“Foodies” everywhere might appreciate the fact that some people see the exceptionally wide variety of textures and flavors that are found in food as proof of God’s desire for humankind to not only live in the world, but to enjoy it as well.


One can see this unique form of compassion in God’s treatment of the Israelites in the Wilderness. When the Children of Israel complained that they did not have any food in the Wilderness (and that they prefer to go back to Egypt), God could have simply taken away the sensation of hunger or provided them with simple bread and water. Instead, despite the peoples’ complaints, God provided the Israelites with this gift of  “manna.”



Physically, the manna is described as being “a fine, scale-like thing, fine as the hoar-frost on the ground” (Exodus 16:14) that lay just under the morning dew upon the Wilderness each morning (except on Shabbat). Furthermore, it is described as being “like coriander seed, white” (Exodus 16:31).



Exodus 16:31 states that the raw manna tasted “like wafers made with honey,” and Numbers 11 records that when it was ground and made into cakes, “the taste of it was as the taste of a cake baked with oil” (11:8). According to Jewish tradition, however, the manna was an extraordinary food to eat because it tasted like whatever a person desired*. This tradition is based on the statement in Midrash Exodus Rabbah 5:9:: “Rabbi Jose ben Hanina says: … the manna that descended with a taste varying according to the needs of each individual Israelite. The young men, eating it as bread…the old, as wafers made with honey…to the babes, it tasted like the milk from their mothers’ breasts…to the sick, it was like fine flour mingled with honey.

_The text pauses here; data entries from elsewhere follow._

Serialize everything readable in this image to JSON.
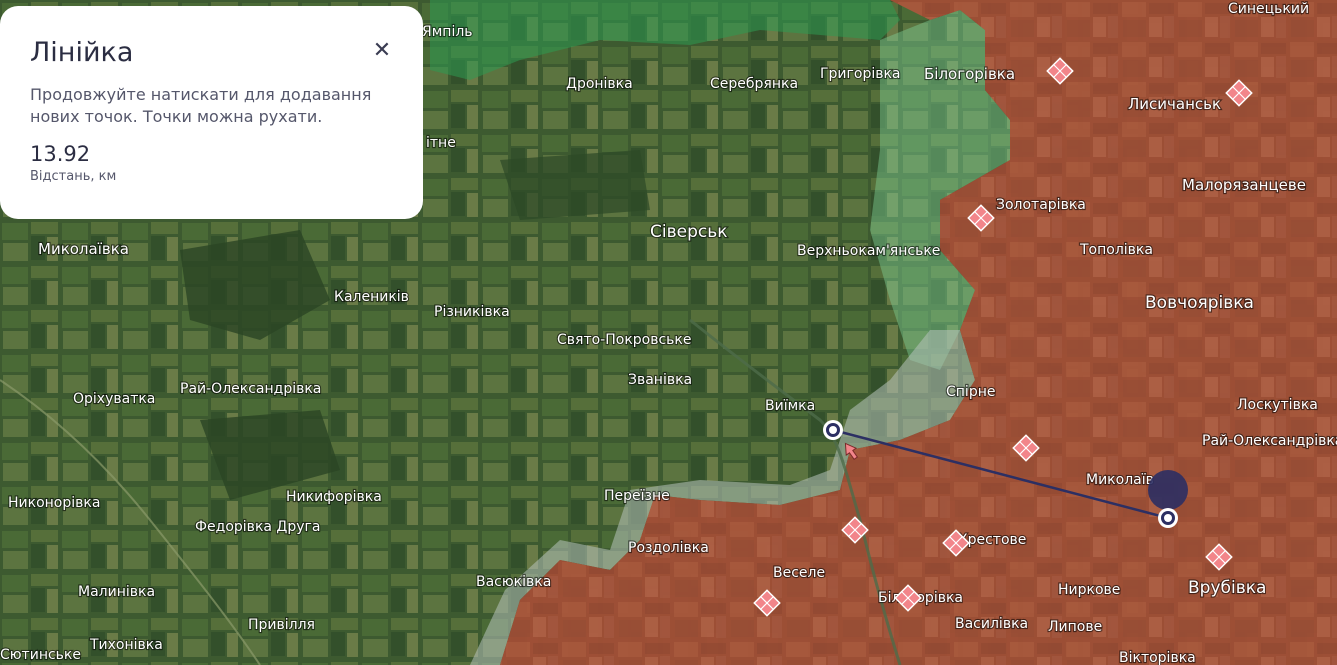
{
  "ruler": {
    "title": "Лінійка",
    "close_icon": "close-icon",
    "hint": "Продовжуйте натискати для додавання нових точок. Точки можна рухати.",
    "distance_value": "13.92",
    "distance_label": "Відстань, км"
  },
  "colors": {
    "occupied": "#a8533a",
    "contested": "#9aa7a0",
    "liberated": "#2e9a52",
    "ruler_line": "#2c2f63",
    "marker": "#f2858a",
    "panel_bg": "#ffffff"
  },
  "places": [
    {
      "name": "Ямпіль"
    },
    {
      "name": "Синецький"
    },
    {
      "name": "Дронівка"
    },
    {
      "name": "Серебрянка"
    },
    {
      "name": "Григорівка"
    },
    {
      "name": "Білогорівка"
    },
    {
      "name": "Лисичанськ"
    },
    {
      "name": "ітне"
    },
    {
      "name": "Малорязанцеве"
    },
    {
      "name": "Золотарівка"
    },
    {
      "name": "Сіверськ"
    },
    {
      "name": "Верхньокам'янське"
    },
    {
      "name": "Тополівка"
    },
    {
      "name": "Миколаївка"
    },
    {
      "name": "Вовчоярівка"
    },
    {
      "name": "Калеників"
    },
    {
      "name": "Різниківка"
    },
    {
      "name": "Свято-Покровське"
    },
    {
      "name": "Званівка"
    },
    {
      "name": "Спірне"
    },
    {
      "name": "Оріхуватка"
    },
    {
      "name": "Рай-Олександрівка"
    },
    {
      "name": "Виїмка"
    },
    {
      "name": "Лоскутівка"
    },
    {
      "name": "Рай-Олександрівка"
    },
    {
      "name": "Миколаїв"
    },
    {
      "name": "Никонорівка"
    },
    {
      "name": "Никифорівка"
    },
    {
      "name": "Переїзне"
    },
    {
      "name": "Федорівка Друга"
    },
    {
      "name": "Роздолівка"
    },
    {
      "name": "Хрестове"
    },
    {
      "name": "Веселе"
    },
    {
      "name": "Васюківка"
    },
    {
      "name": "Ниркове"
    },
    {
      "name": "Врубівка"
    },
    {
      "name": "Малинівка"
    },
    {
      "name": "Білогорівка"
    },
    {
      "name": "Привілля"
    },
    {
      "name": "Василівка"
    },
    {
      "name": "Липове"
    },
    {
      "name": "Тихонівка"
    },
    {
      "name": "Вікторівка"
    },
    {
      "name": "Сютинське"
    }
  ],
  "markers": [
    {
      "type": "diamond-marker"
    },
    {
      "type": "diamond-marker"
    },
    {
      "type": "diamond-marker"
    },
    {
      "type": "diamond-marker"
    },
    {
      "type": "diamond-marker"
    },
    {
      "type": "diamond-marker"
    },
    {
      "type": "diamond-marker"
    },
    {
      "type": "diamond-marker"
    },
    {
      "type": "diamond-marker"
    }
  ]
}
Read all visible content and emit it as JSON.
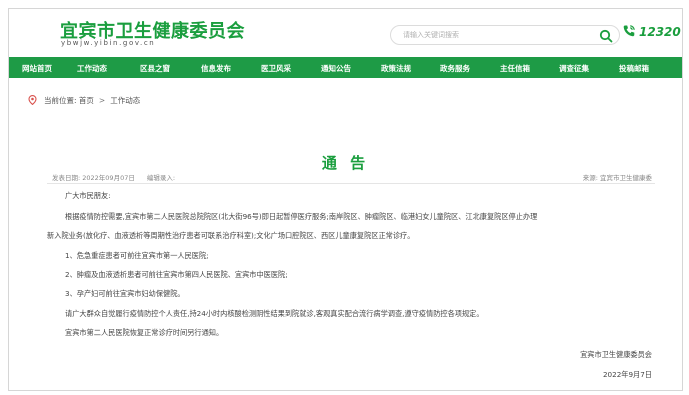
{
  "header": {
    "title": "宜宾市卫生健康委员会",
    "domain": "ybwjw.yibin.gov.cn",
    "search_placeholder": "请输入关键词搜索",
    "hotline": "12320"
  },
  "nav": {
    "items": [
      {
        "label": "网站首页"
      },
      {
        "label": "工作动态"
      },
      {
        "label": "区县之窗"
      },
      {
        "label": "信息发布"
      },
      {
        "label": "医卫风采"
      },
      {
        "label": "通知公告"
      },
      {
        "label": "政策法规"
      },
      {
        "label": "政务服务"
      },
      {
        "label": "主任信箱"
      },
      {
        "label": "调查征集"
      },
      {
        "label": "投稿邮箱"
      }
    ]
  },
  "breadcrumb": {
    "prefix": "当前位置:",
    "home": "首页",
    "separator": ">",
    "current": "工作动态"
  },
  "article": {
    "title": "通 告",
    "date_label": "发表日期: 2022年09月07日",
    "editor_label": "编辑录入:",
    "source_label": "来源: 宜宾市卫生健康委",
    "greeting": "广大市民朋友:",
    "p1_line1": "根据疫情防控需要,宜宾市第二人民医院总院院区(北大街96号)即日起暂停医疗服务;南岸院区、肿瘤院区、临港妇女儿童院区、江北康复院区停止办理",
    "p1_line2": "新入院业务(放化疗、血液透析等周期性治疗患者可联系治疗科室);文化广场口腔院区、西区儿童康复院区正常诊疗。",
    "item1": "1、危急重症患者可前往宜宾市第一人民医院;",
    "item2": "2、肿瘤及血液透析患者可前往宜宾市第四人民医院、宜宾市中医医院;",
    "item3": "3、孕产妇可前往宜宾市妇幼保健院。",
    "p2": "请广大群众自觉履行疫情防控个人责任,持24小时内核酸检测阴性结果到院就诊,客观真实配合流行病学调查,遵守疫情防控各项规定。",
    "p3": "宜宾市第二人民医院恢复正常诊疗时间另行通知。",
    "sign_org": "宜宾市卫生健康委员会",
    "sign_date": "2022年9月7日"
  },
  "colors": {
    "brand_green": "#1a9e3e",
    "nav_green": "#1e9b46"
  },
  "icons": [
    "search-icon",
    "phone-icon",
    "location-icon"
  ]
}
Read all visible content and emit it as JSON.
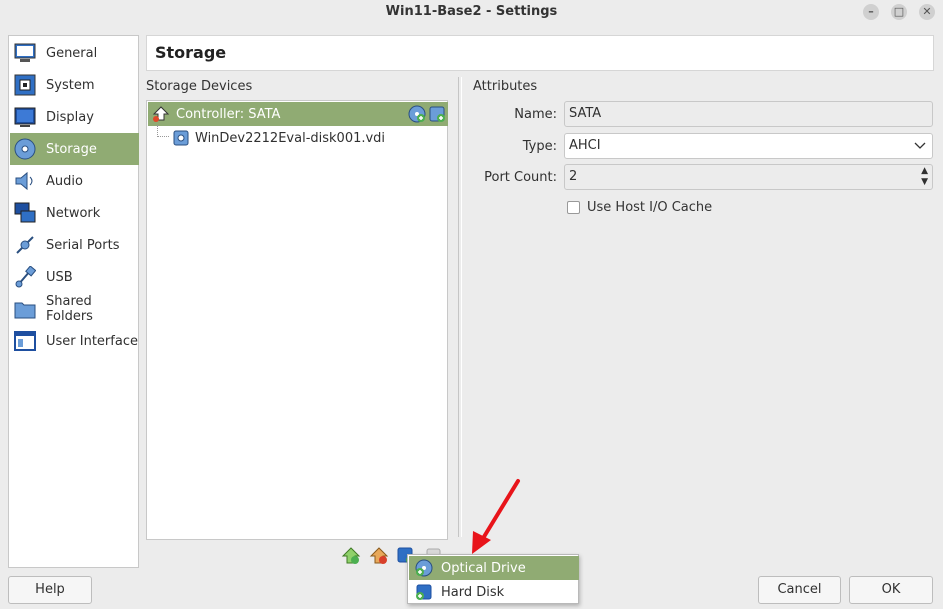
{
  "window": {
    "title": "Win11-Base2 - Settings"
  },
  "sidebar": {
    "items": [
      {
        "label": "General",
        "icon": "general-icon"
      },
      {
        "label": "System",
        "icon": "system-icon"
      },
      {
        "label": "Display",
        "icon": "display-icon"
      },
      {
        "label": "Storage",
        "icon": "storage-icon",
        "active": true
      },
      {
        "label": "Audio",
        "icon": "audio-icon"
      },
      {
        "label": "Network",
        "icon": "network-icon"
      },
      {
        "label": "Serial Ports",
        "icon": "serial-ports-icon"
      },
      {
        "label": "USB",
        "icon": "usb-icon"
      },
      {
        "label": "Shared Folders",
        "icon": "shared-folders-icon"
      },
      {
        "label": "User Interface",
        "icon": "user-interface-icon"
      }
    ]
  },
  "page": {
    "title": "Storage"
  },
  "storage_devices": {
    "label": "Storage Devices",
    "controller": "Controller: SATA",
    "disk": "WinDev2212Eval-disk001.vdi"
  },
  "attributes": {
    "label": "Attributes",
    "name_label": "Name:",
    "name_value": "SATA",
    "type_label": "Type:",
    "type_value": "AHCI",
    "port_count_label": "Port Count:",
    "port_count_value": "2",
    "host_io_cache_label": "Use Host I/O Cache"
  },
  "add_menu": {
    "items": [
      {
        "label": "Optical Drive"
      },
      {
        "label": "Hard Disk"
      }
    ]
  },
  "buttons": {
    "help": "Help",
    "cancel": "Cancel",
    "ok": "OK"
  },
  "colors": {
    "selection": "#90ab73",
    "arrow": "#e8141a"
  }
}
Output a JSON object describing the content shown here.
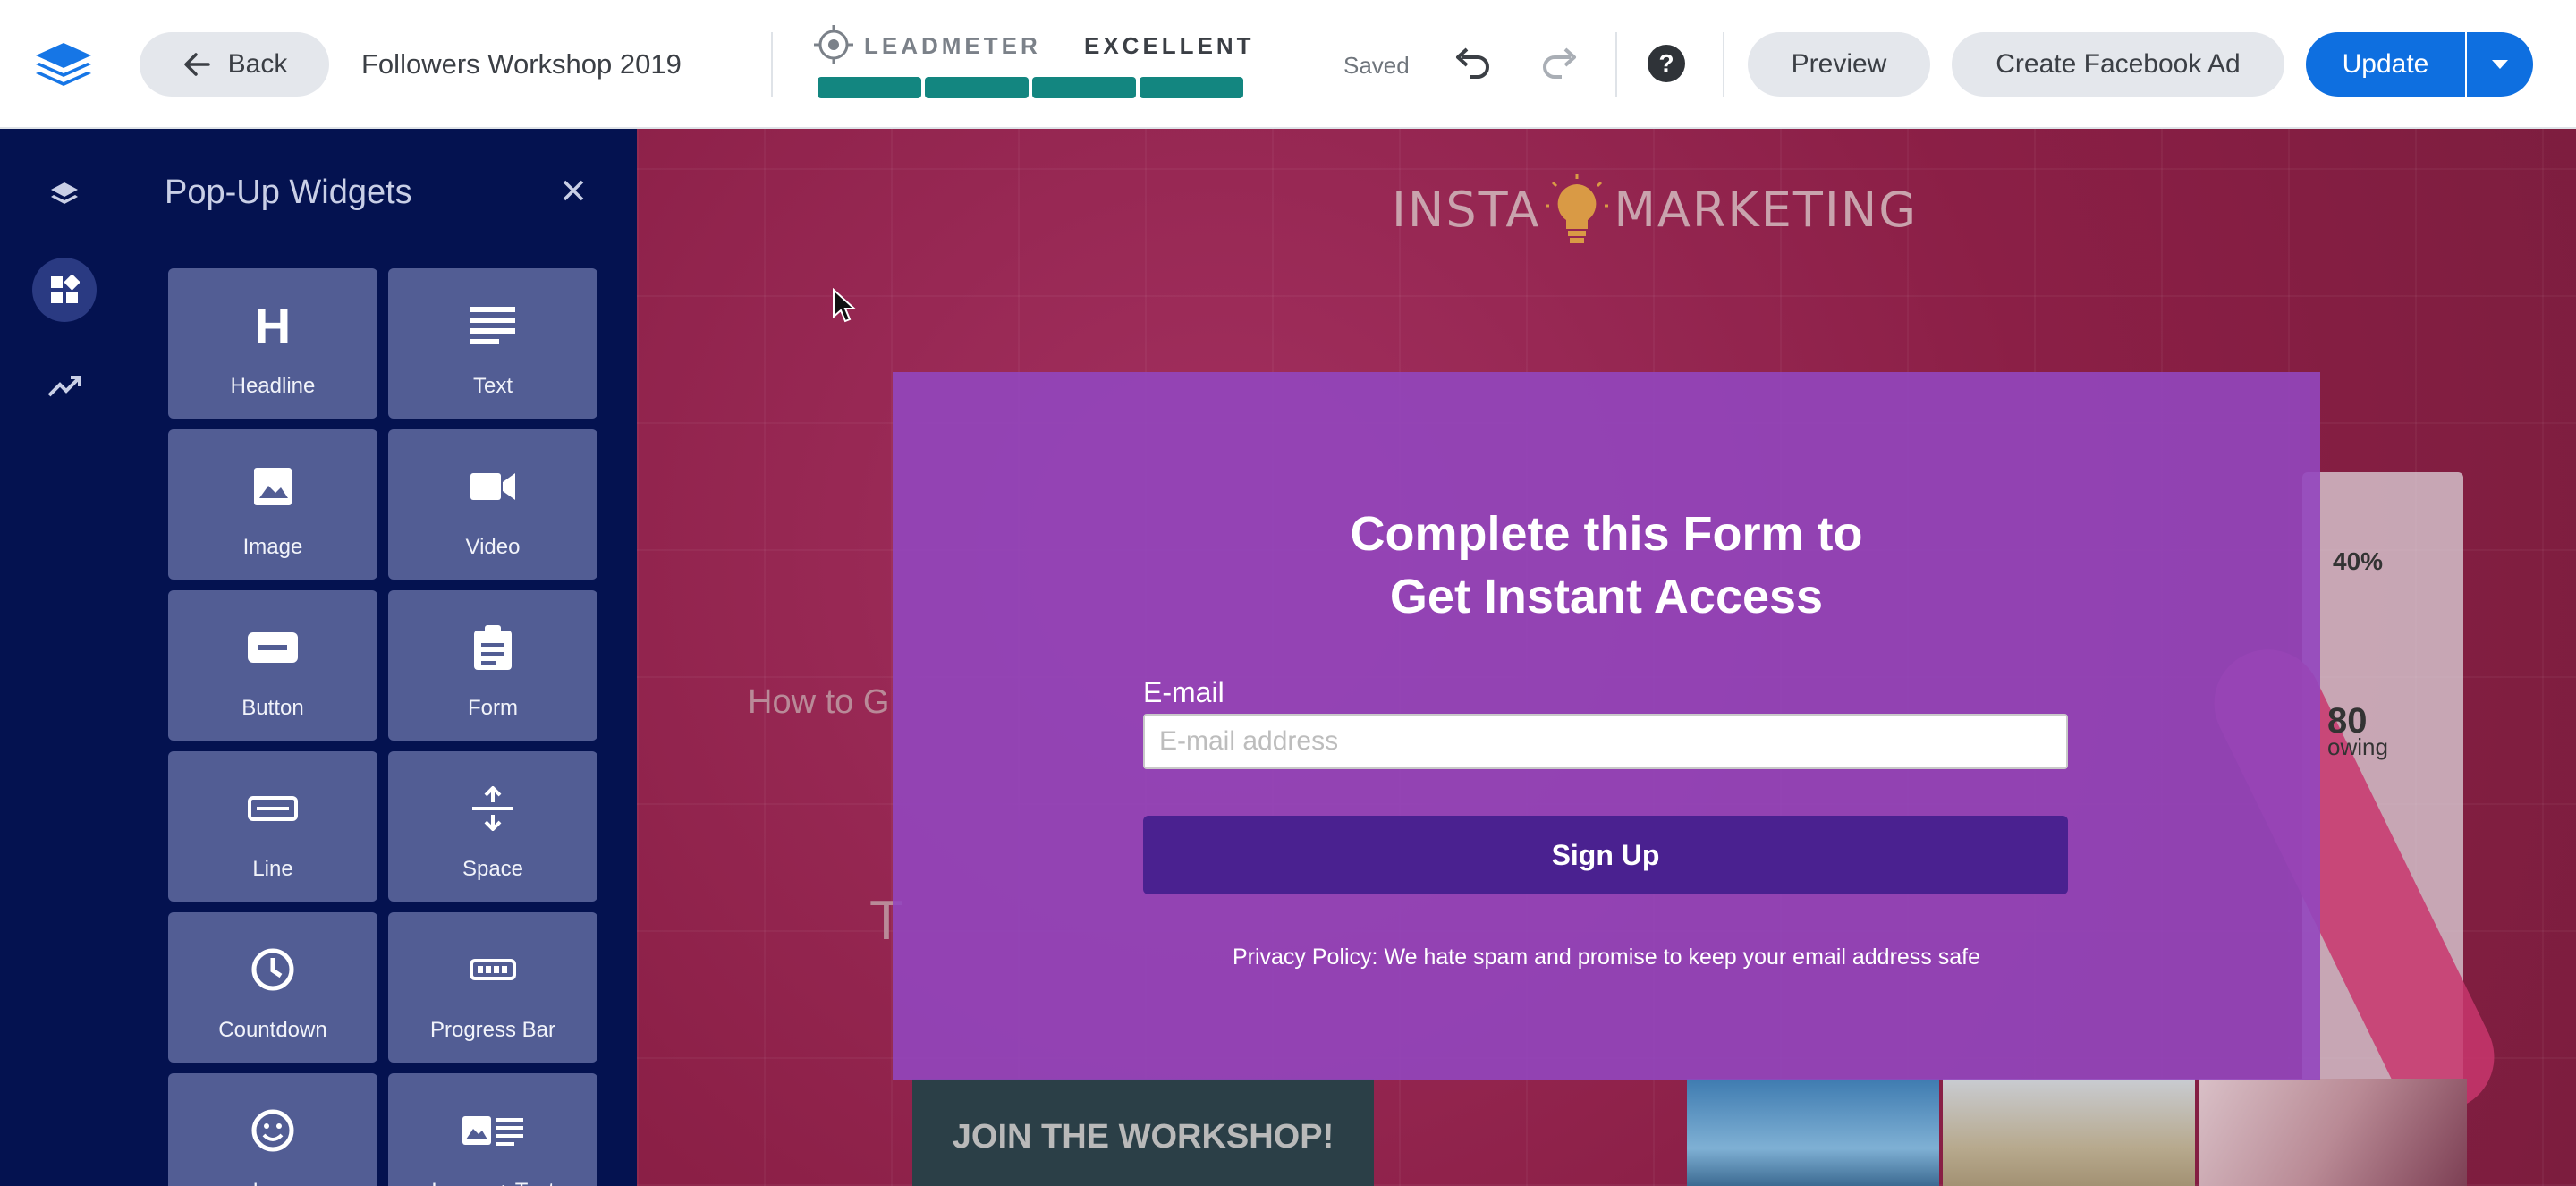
{
  "topbar": {
    "back_label": "Back",
    "page_name": "Followers Workshop 2019",
    "leadmeter_label": "LEADMETER",
    "leadmeter_rating": "EXCELLENT",
    "leadmeter_segments_filled": 4,
    "saved_label": "Saved",
    "help_label": "?",
    "preview_label": "Preview",
    "facebook_ad_label": "Create Facebook Ad",
    "update_label": "Update",
    "accent_color": "#0e6fe0",
    "leadmeter_color": "#138680"
  },
  "rail": {
    "icons": [
      "layers-icon",
      "widgets-icon",
      "trend-icon"
    ],
    "active": "widgets-icon"
  },
  "panel": {
    "title": "Pop-Up Widgets",
    "widgets": [
      {
        "label": "Headline",
        "icon": "headline-icon"
      },
      {
        "label": "Text",
        "icon": "text-icon"
      },
      {
        "label": "Image",
        "icon": "image-icon"
      },
      {
        "label": "Video",
        "icon": "video-icon"
      },
      {
        "label": "Button",
        "icon": "button-icon"
      },
      {
        "label": "Form",
        "icon": "form-icon"
      },
      {
        "label": "Line",
        "icon": "line-icon"
      },
      {
        "label": "Space",
        "icon": "space-icon"
      },
      {
        "label": "Countdown",
        "icon": "clock-icon"
      },
      {
        "label": "Progress Bar",
        "icon": "progress-bar-icon"
      },
      {
        "label": "Icon",
        "icon": "smiley-icon"
      },
      {
        "label": "Image + Text",
        "icon": "image-text-icon"
      }
    ]
  },
  "canvas": {
    "logo_left": "INSTA",
    "logo_right": "MARKETING",
    "bg_heading": "How to G",
    "bg_letter": "T",
    "phone_battery": "40%",
    "phone_stat": "80",
    "phone_stat_label": "owing",
    "join_label": "JOIN THE WORKSHOP!"
  },
  "popup": {
    "title_line1": "Complete this Form to",
    "title_line2": "Get Instant Access",
    "email_label": "E-mail",
    "email_placeholder": "E-mail address",
    "email_value": "",
    "signup_label": "Sign Up",
    "privacy": "Privacy Policy: We hate spam and promise to keep your email address safe",
    "bg_color": "#9246be",
    "button_color": "#4a2190"
  }
}
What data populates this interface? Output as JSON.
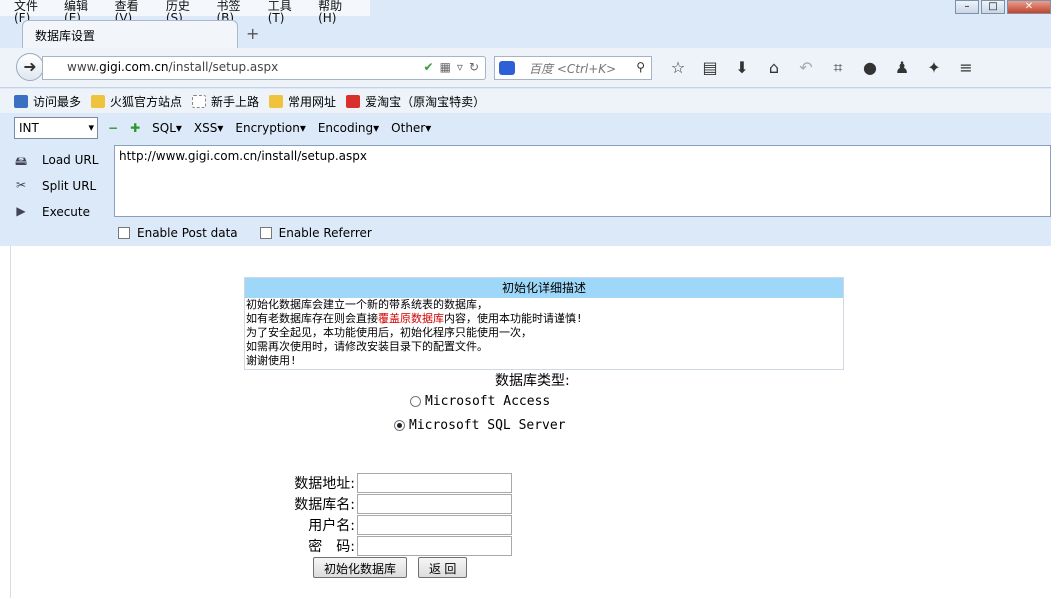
{
  "menubar": [
    "文件(F)",
    "编辑(E)",
    "查看(V)",
    "历史(S)",
    "书签(B)",
    "工具(T)",
    "帮助(H)"
  ],
  "tab": {
    "title": "数据库设置",
    "new_tab": "+"
  },
  "nav": {
    "url_prefix": "www.",
    "url_host": "gigi.com.cn",
    "url_path": "/install/setup.aspx",
    "search_placeholder": "百度 <Ctrl+K>"
  },
  "bookmarks": [
    {
      "label": "访问最多",
      "color": "#3b6fc2"
    },
    {
      "label": "火狐官方站点",
      "color": "#f0c33c"
    },
    {
      "label": "新手上路",
      "color": "#ffffff"
    },
    {
      "label": "常用网址",
      "color": "#f0c33c"
    },
    {
      "label": "爱淘宝（原淘宝特卖）",
      "color": "#d9302c"
    }
  ],
  "hackbar": {
    "select_value": "INT",
    "menu": [
      "SQL▾",
      "XSS▾",
      "Encryption▾",
      "Encoding▾",
      "Other▾"
    ],
    "load_url": "Load URL",
    "split_url": "Split URL",
    "execute": "Execute",
    "url_value": "http://www.gigi.com.cn/install/setup.aspx",
    "enable_post": "Enable Post data",
    "enable_referrer": "Enable Referrer"
  },
  "page": {
    "desc_title": "初始化详细描述",
    "desc_line1": "初始化数据库会建立一个新的带系统表的数据库，",
    "desc_line2_a": "如有老数据库存在则会直接",
    "desc_line2_red": "覆盖原数据库",
    "desc_line2_b": "内容，使用本功能时请谨慎!",
    "desc_line3": "为了安全起见，本功能使用后，初始化程序只能使用一次，",
    "desc_line4": "如需再次使用时，请修改安装目录下的配置文件。",
    "desc_line5": "谢谢使用!",
    "db_type_label": "数据库类型:",
    "option_access": "Microsoft Access",
    "option_sql": "Microsoft SQL Server",
    "selected_option": "Microsoft SQL Server",
    "field_server": "数据地址:",
    "field_dbname": "数据库名:",
    "field_user": "用户名:",
    "field_password": "密　码:",
    "btn_init": "初始化数据库",
    "btn_back": "返 回"
  }
}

It is interesting to note, that long before the peoples’ complaints, God was already prepared to provide food in the wilderness. It is recorded in Pirkei Avot/Ethics of the Fathers, that the manna was one of the ten things created by God at twilight on the eve of the first Shabbat” (5:9).



*According to Rashi, quoting Midrash Sifri, Manna could taste like any food except the cucumbers, watermelons, leeks, onions, and garlic because these foods might be harmful to nursing mothers.